Inulin, found in artichokes, is a form of fiber that promotes bowel health and regularity.
Green beans include several vitamins, minerals, antioxidants, and soluble fiber. They provide intestinal energy. Green beans should be eaten three times a week, 250 grams.
Olive oil's healthy lipids aid intestinal passage. For optimal digestion, the oil is best consumed when mixed with a high-fiber salad.
Brown rice contains minerals and B vitamins and is a laxative. Unlike astringent white rice, this diet relieves constipation. It is suggested that you consume it thrice weekly.

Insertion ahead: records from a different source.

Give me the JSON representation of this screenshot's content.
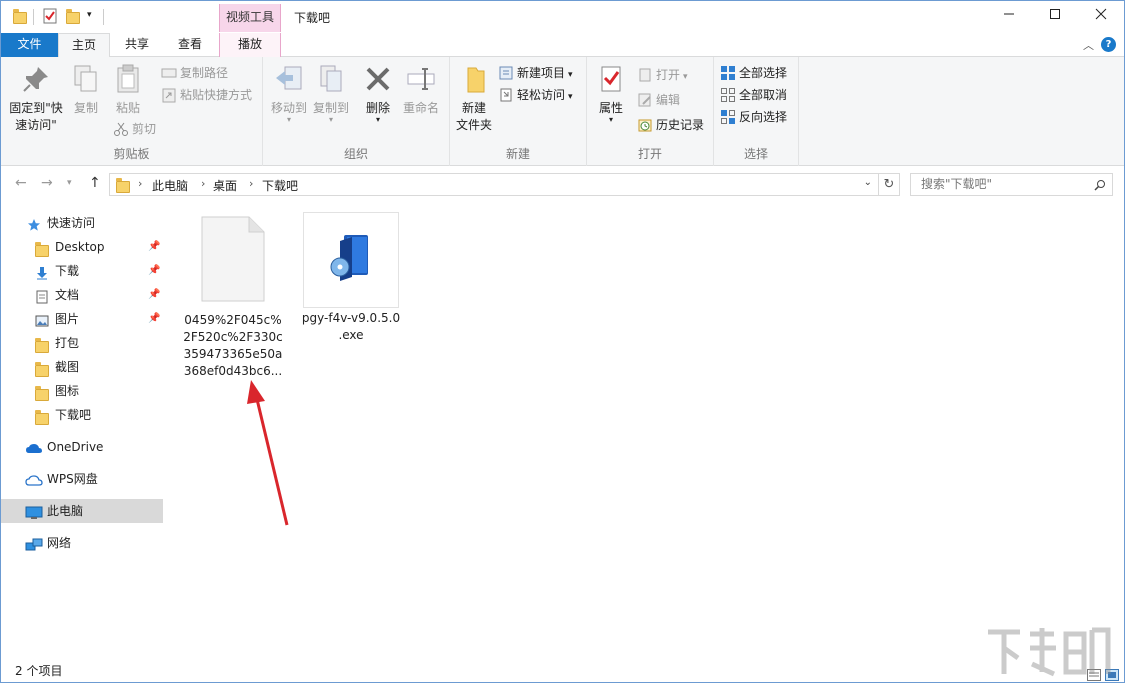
{
  "titlebar": {
    "context_tab_header": "视频工具",
    "title": "下载吧"
  },
  "tabs": {
    "file": "文件",
    "home": "主页",
    "share": "共享",
    "view": "查看",
    "play": "播放"
  },
  "ribbon": {
    "clipboard": {
      "label": "剪贴板",
      "pin_line1": "固定到\"快",
      "pin_line2": "速访问\"",
      "copy": "复制",
      "paste": "粘贴",
      "copy_path": "复制路径",
      "paste_shortcut": "粘贴快捷方式",
      "cut": "剪切"
    },
    "organize": {
      "label": "组织",
      "move_to": "移动到",
      "copy_to": "复制到",
      "delete": "删除",
      "rename": "重命名"
    },
    "new": {
      "label": "新建",
      "new_folder_line1": "新建",
      "new_folder_line2": "文件夹",
      "new_item": "新建项目",
      "easy_access": "轻松访问"
    },
    "open": {
      "label": "打开",
      "properties": "属性",
      "open": "打开",
      "edit": "编辑",
      "history": "历史记录"
    },
    "select": {
      "label": "选择",
      "select_all": "全部选择",
      "select_none": "全部取消",
      "invert": "反向选择"
    }
  },
  "address": {
    "crumbs": [
      "此电脑",
      "桌面",
      "下载吧"
    ],
    "search_placeholder": "搜索\"下载吧\""
  },
  "navpane": {
    "quick_access": "快速访问",
    "items": [
      "Desktop",
      "下载",
      "文档",
      "图片",
      "打包",
      "截图",
      "图标",
      "下载吧"
    ],
    "onedrive": "OneDrive",
    "wps": "WPS网盘",
    "this_pc": "此电脑",
    "network": "网络"
  },
  "files": [
    {
      "name_lines": [
        "0459%2F045c%",
        "2F520c%2F330c",
        "359473365e50a",
        "368ef0d43bc6..."
      ],
      "icon": "blank-file-icon"
    },
    {
      "name_lines": [
        "pgy-f4v-v9.0.5.0",
        ".exe"
      ],
      "icon": "exe-setup-icon"
    }
  ],
  "statusbar": {
    "count": "2 个项目"
  },
  "colors": {
    "accent": "#1979ca",
    "context_tab": "#f7d6ea",
    "arrow": "#d9262c"
  }
}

Oatflakes are high in soluble fiber. All cereals should be whole grains since they offer higher fiber and minerals. Oat flakes should be 50 grams daily.
Kiwi improves intestinal transit. Fiber and vitamin C are abundant. Doctors advise eating two kiwis daily. Eat it for breakfast.
Almonds have the most fiber. Pistachios, walnuts, and hazelnuts follow. They aid digestion, but they're high in calories, so don't overdo it.
Legumes—beans, lentils, or chickpeas—are healthy. They're not everyone's favorite, yet they help our intestines function.
Constipation discourages traditional bread. Whole-grain or seeded bread regulates gastrointestinal function.